Ve lo do io un vero scoop: c’è una città in Italia dove si fanno un sacco di figli
E poi un’altra bella notizia che allarga il cuore: a Buccinasco sono molti i giovani sposi che hanno tanti figli. Inizialmente l’esempio l’hanno dato alcune coppie di Cl, ma adesso molti coniugi cristiani incominciano a fidarsi della Provvidenza e della gioia che i bambini portano in una famiglia con numerosi figli e che questi piccoli crescono molto meglio che nelle famiglie con un solo bambino. Venerdì mattino è venuta al Pime di Milano una giovane signora, Serena Varamo, a prendere altri libri di Vismara per la parrocchia, che venderanno domenica. Lei ha quattro figli e ha confermato la bella notizia che a Buccinasco sono molte le famiglie con tanti figli.

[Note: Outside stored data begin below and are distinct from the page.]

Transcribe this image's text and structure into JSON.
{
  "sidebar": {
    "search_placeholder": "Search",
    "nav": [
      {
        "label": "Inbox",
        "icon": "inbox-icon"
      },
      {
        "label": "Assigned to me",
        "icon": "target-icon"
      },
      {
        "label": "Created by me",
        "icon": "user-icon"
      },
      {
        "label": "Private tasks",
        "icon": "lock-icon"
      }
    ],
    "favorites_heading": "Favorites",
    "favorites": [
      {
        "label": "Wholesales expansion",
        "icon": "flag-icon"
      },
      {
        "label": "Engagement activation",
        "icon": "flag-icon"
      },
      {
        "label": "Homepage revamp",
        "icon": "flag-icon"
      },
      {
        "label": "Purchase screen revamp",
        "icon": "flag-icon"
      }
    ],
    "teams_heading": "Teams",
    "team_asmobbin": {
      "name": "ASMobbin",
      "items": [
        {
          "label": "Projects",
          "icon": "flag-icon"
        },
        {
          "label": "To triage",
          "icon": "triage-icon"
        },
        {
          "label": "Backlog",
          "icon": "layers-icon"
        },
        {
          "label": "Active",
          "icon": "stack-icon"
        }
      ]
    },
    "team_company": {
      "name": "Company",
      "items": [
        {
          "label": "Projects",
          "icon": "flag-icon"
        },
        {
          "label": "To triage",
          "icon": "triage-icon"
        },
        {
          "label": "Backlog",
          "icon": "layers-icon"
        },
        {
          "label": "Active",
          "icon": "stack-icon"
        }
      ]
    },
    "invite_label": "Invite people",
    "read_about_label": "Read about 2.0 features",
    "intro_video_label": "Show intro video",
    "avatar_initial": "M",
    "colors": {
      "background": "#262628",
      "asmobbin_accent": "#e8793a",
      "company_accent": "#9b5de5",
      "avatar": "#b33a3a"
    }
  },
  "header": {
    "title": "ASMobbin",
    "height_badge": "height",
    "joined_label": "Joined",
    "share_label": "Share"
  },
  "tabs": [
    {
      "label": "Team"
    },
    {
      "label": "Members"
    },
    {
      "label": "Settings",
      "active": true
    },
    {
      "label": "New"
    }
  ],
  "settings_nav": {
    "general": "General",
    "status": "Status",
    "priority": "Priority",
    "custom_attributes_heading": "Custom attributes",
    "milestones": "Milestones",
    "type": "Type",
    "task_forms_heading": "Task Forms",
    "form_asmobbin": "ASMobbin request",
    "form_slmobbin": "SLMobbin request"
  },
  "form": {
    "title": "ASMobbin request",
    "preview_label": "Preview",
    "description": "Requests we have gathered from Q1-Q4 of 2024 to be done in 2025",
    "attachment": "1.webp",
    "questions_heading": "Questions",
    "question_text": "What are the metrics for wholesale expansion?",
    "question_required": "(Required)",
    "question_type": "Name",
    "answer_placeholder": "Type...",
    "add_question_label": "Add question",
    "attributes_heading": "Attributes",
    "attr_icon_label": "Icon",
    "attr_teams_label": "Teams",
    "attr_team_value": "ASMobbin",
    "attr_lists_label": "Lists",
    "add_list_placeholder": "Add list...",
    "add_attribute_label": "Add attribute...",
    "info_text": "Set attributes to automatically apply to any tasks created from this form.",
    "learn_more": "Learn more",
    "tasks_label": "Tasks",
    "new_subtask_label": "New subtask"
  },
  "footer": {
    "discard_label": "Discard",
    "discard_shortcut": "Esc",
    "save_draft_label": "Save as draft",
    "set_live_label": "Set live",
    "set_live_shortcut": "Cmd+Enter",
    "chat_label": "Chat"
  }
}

Don Maurizio mi dice che nel 2013 le due parrocchie di Buccinasco hanno celebrato 180 battesimi di bambini per complessivi 25 mila abitanti. Uno “scoop” giornalistico per l’Italia che è in crisi perché ci sono troppo pochi bambini. Secondo dati dell’Istat pubblicati dai giornali il 26 giugno 2014, «nel 2013 c’è stato un crollo delle nascite: 514.000 per più di 60 milioni di abitanti. Il numero medio di figli per donna in età fertile è sceso da 2,41 nel 2012 a 2,39 nel 2013». Che l’Italia sia in crisi anche per produrre sempre meno bambini lo sanno tutti, ma pare un tabù per la stampa alla ricerca di segnali di speranza per il nostro amato paese.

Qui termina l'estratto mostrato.